ML: I’m nervous about sending my unvaccinated Kindergartener to in-person school with Delta raging and what looks to be fewer mitigation measures than last year. We got off the waitlist to a wonderful district G&T program. It would be a shame to have to give up the spot due to Delta concerns, which we will absolutely do if no remote option is offered. I don’t understand why one can’t be offered, at least to under-12s for just a few months until they’re eligible to be vaccinated! Is the mayor really willing to sacrifice our most vulnerable children? Don’t know if he plans to continue in politics, but this seems like political suicide.
MP: Advocating for a remote option for at least the first half of the school year until my 6 year old can be vaccinated. (Also advocating for teachers and all other public school personnel and any external vendors to be mandated to be vaccinated).

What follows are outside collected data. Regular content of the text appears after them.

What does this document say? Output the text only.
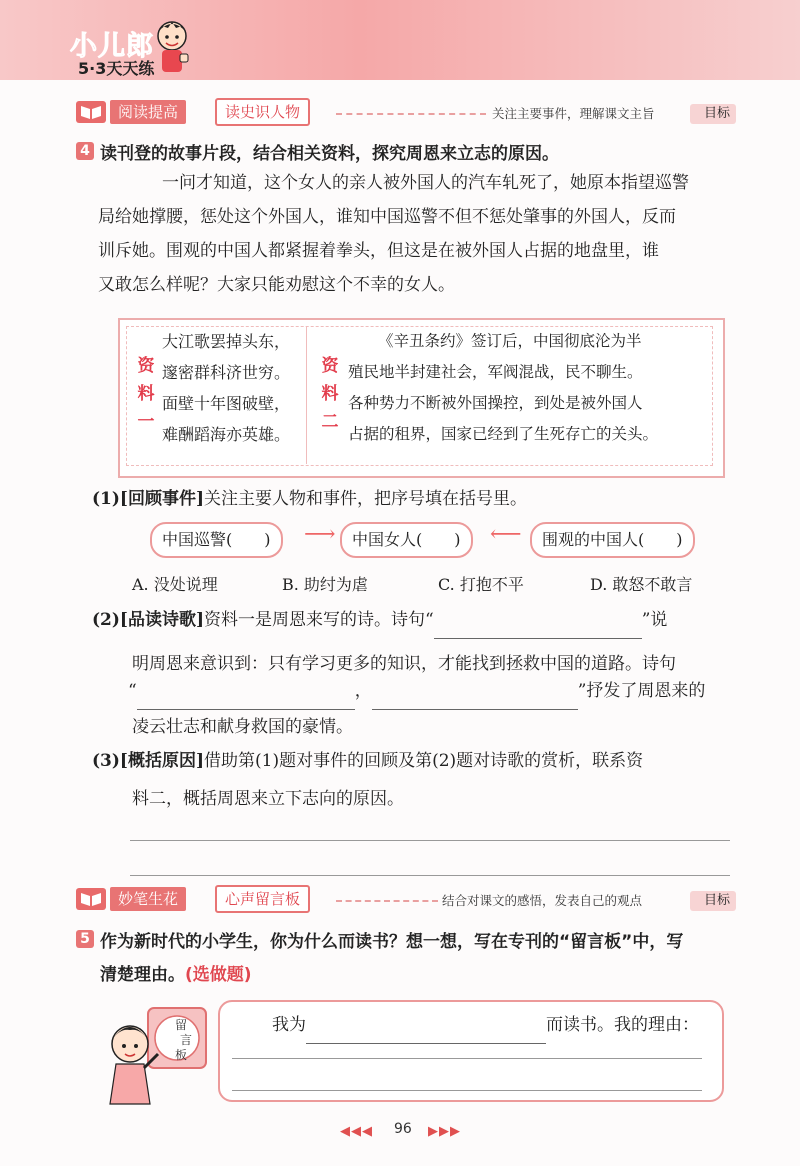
小儿郎
5·3天天练
阅读提高	读史识人物	关注主要事件，理解课文主旨	目标
4 读刊登的故事片段，结合相关资料，探究周恩来立志的原因。
一问才知道，这个女人的亲人被外国人的汽车轧死了，她原本指望巡警
局给她撑腰，惩处这个外国人，谁知中国巡警不但不惩处肇事的外国人，反而
训斥她。围观的中国人都紧握着拳头，但这是在被外国人占据的地盘里，谁
又敢怎么样呢？大家只能劝慰这个不幸的女人。
资
料
一
大江歌罢掉头东，
邃密群科济世穷。
面壁十年图破壁，
难酬蹈海亦英雄。
资
料
二
《辛丑条约》签订后，中国彻底沦为半
殖民地半封建社会，军阀混战，民不聊生。
各种势力不断被外国操控，到处是被外国人
占据的租界，国家已经到了生死存亡的关头。
(1)[回顾事件]关注主要人物和事件，把序号填在括号里。
中国巡警(　　)	⟶	中国女人(　　)	⟵	围观的中国人(　　)
A. 没处说理	B. 助纣为虐	C. 打抱不平	D. 敢怒不敢言
(2)[品读诗歌]资料一是周恩来写的诗。诗句“	”说
明周恩来意识到：只有学习更多的知识，才能找到拯救中国的道路。诗句
“	，	”抒发了周恩来的
凌云壮志和献身救国的豪情。
(3)[概括原因]借助第(1)题对事件的回顾及第(2)题对诗歌的赏析，联系资
料二，概括周恩来立下志向的原因。
妙笔生花	心声留言板	结合对课文的感悟，发表自己的观点	目标
5 作为新时代的小学生，你为什么而读书？想一想，写在专刊的“留言板”中，写
清楚理由。(选做题)
留
言
板
我为	而读书。我的理由：
◀◀◀ 96 ▶▶▶
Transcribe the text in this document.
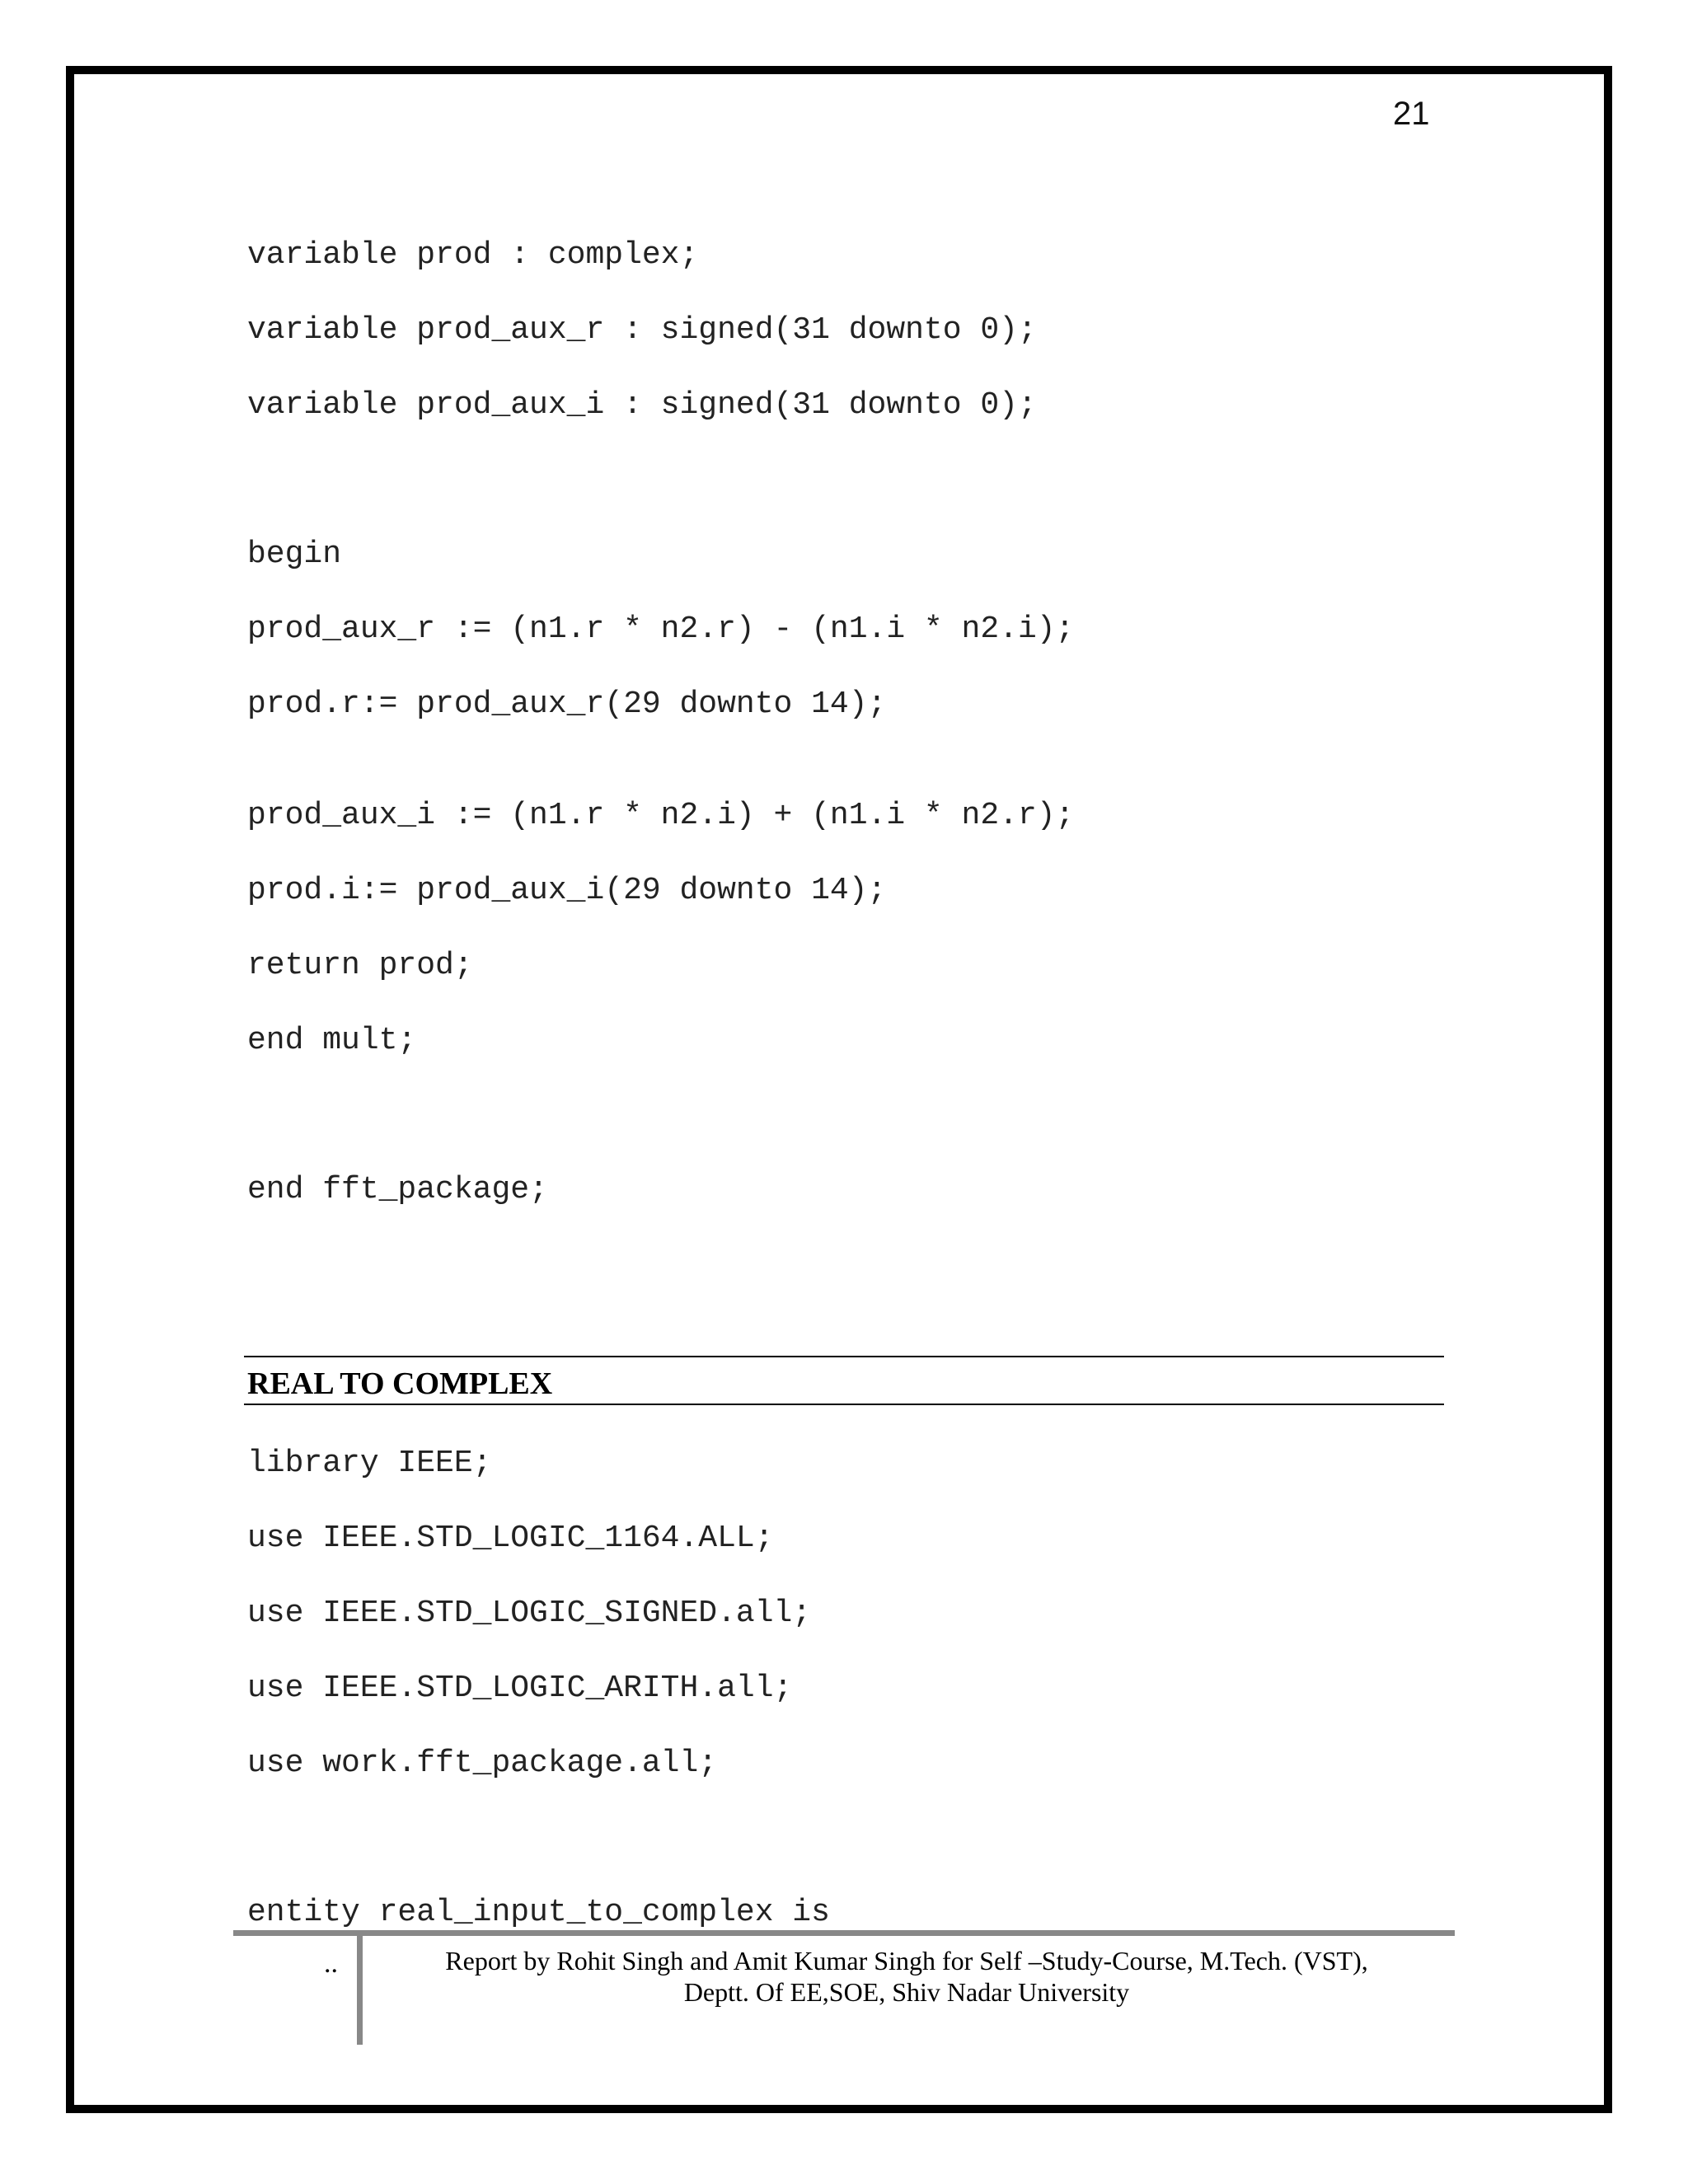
21
variable prod : complex;
variable prod_aux_r : signed(31 downto 0);
variable prod_aux_i : signed(31 downto 0);
begin
prod_aux_r := (n1.r * n2.r) - (n1.i * n2.i);
prod.r:= prod_aux_r(29 downto 14);
prod_aux_i := (n1.r * n2.i) + (n1.i * n2.r);
prod.i:= prod_aux_i(29 downto 14);
return prod;
end mult;
end fft_package;
REAL TO COMPLEX
library IEEE;
use IEEE.STD_LOGIC_1164.ALL;
use IEEE.STD_LOGIC_SIGNED.all;
use IEEE.STD_LOGIC_ARITH.all;
use work.fft_package.all;
entity real_input_to_complex is
..	Report by Rohit Singh and Amit Kumar Singh for Self –Study-Course, M.Tech. (VST),
Deptt. Of EE,SOE, Shiv Nadar University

I would like to see the DOE consider pushing back the start date for elementary schools two or so weeks past when middle/high schools return — those schools will have at least a portion of their students vaccinated – before returning the fully unvaxxed elementary children to the classroom. It might be useful to first see if we can keep the partially vaxxed community of middle/HS kids safe from Delta in a school environment.
JK: I believe that everything will be decided at the 11th hour. I truly think that a remote option should be given, and I will gladly sign up my kids for it. I totally feel for parents who have to work and who have no support, because I’ve been there, but there are also those who can accommodate remote learners. I’ve seen how overcrowded classrooms were pre-Covid and I do not believe that they will any less – schools are not made out of rubber and there are only so many kids that can study in gyms and cafeterias. If we want to give our children the social-emotional comfort they need – we need to rethink what’s important. They can catch up on their math – but is it worth losing a family member over, or getting sick?
For details on how some schools were able to remain open all of last year, click here.
Also last year, thousands of remote learning students didn’t receive adequate devices from the DOE.
This year, because no remote option is set to be offered, the DOE is not even distributing any. On the off chance that everything doesn’t go smoothly the first weeks of school (again) and buildings need to close (again), forcing some into remote learning anyway, that risks leaving the neediest students without learning devices.